Comparative performance analysis of AI-based large language models in assessing cervical vertebral maturation stages on lateral cephalometric radiographs


Erdem R., Yildirim A., Genc Y. S., BEŞER GÜL B., NARALAN M. E., Cicek O.

BMC ORAL HEALTH, cilt.26, sa.1, 2026 (SCI-Expanded, Scopus) identifier identifier identifier

  • Yayın Türü: Makale / Tam Makale
  • Cilt numarası: 26 Sayı: 1
  • Basım Tarihi: 2026
  • Doi Numarası: 10.1186/s12903-026-08293-8
  • Dergi Adı: BMC ORAL HEALTH
  • Derginin Tarandığı İndeksler: Science Citation Index Expanded (SCI-EXPANDED), Scopus, CINAHL, EMBASE, MEDLINE, Directory of Open Access Journals, Natural Science Collection (ProQuest), Biological Science Database (ProQuest), Biomedical Reference Collection: Corporate Edition (EBSCO), Health Research Premium Collection (ProQuest)
  • Recep Tayyip Erdoğan Üniversitesi Adresli: Evet

Özet

Background The aim of this study was to evaluate the performance of artificial intelligence (AI)-based large language models (LLMs) in predicting cervical vertebral maturation (CVM) stages on lateral cephalometric radiographs. Methods This retrospective study evaluated the performance of AI-based LLMs in predicting CVM stages using 120 lateral cephalometric radiographs obtained from individuals aged 6-19 years. The radiographs, which included an equal number of samples from each CVM stage, were independently classified by two experienced orthodontists, with the consensus-established stages serving as the gold standard. Five distinct LLMs (GPT-4o, GPT-o3 pro, GPT-5, GPT-5 pro, and Grok-4) were tested in separate sessions using the same command for each image.
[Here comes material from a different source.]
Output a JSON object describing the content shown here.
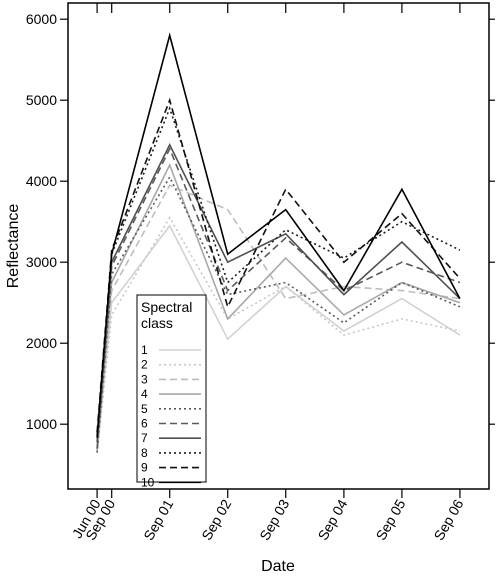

Model performance was assessed using accuracy, correlation coefficients, Bland-Altman analysis, and mean absolute error (MAE). Results Exact-match accuracy of the AI-based LLMs ranged between 14% and 28%, while accuracy within +/- 1 stage tolerance ranged from 55% to 64%. GPT-4o demonstrated the highest correlation with the reference standard (rho = 0.616, p < 0.001), followed by GPT-5 pro (rho = 0.535). Other AI-based LLMs exhibited moderate correlations (rho = 0.3-0.4). Bland-Altman analyses indicated bias values close to zero but revealed wide limits of agreement. MAE values were comparable across AI-based LLMs, with no statistically significant differences (p > 0.05). Conclusions Current LLMs did not exhibit clinically acceptable agreement with expert CVM assessments, showing wide error margins that limit their clinical utility. LLMs should presently be considered only as supportive tools. Further improvements in training and multimodal model design are needed to improve their diagnostic reliability.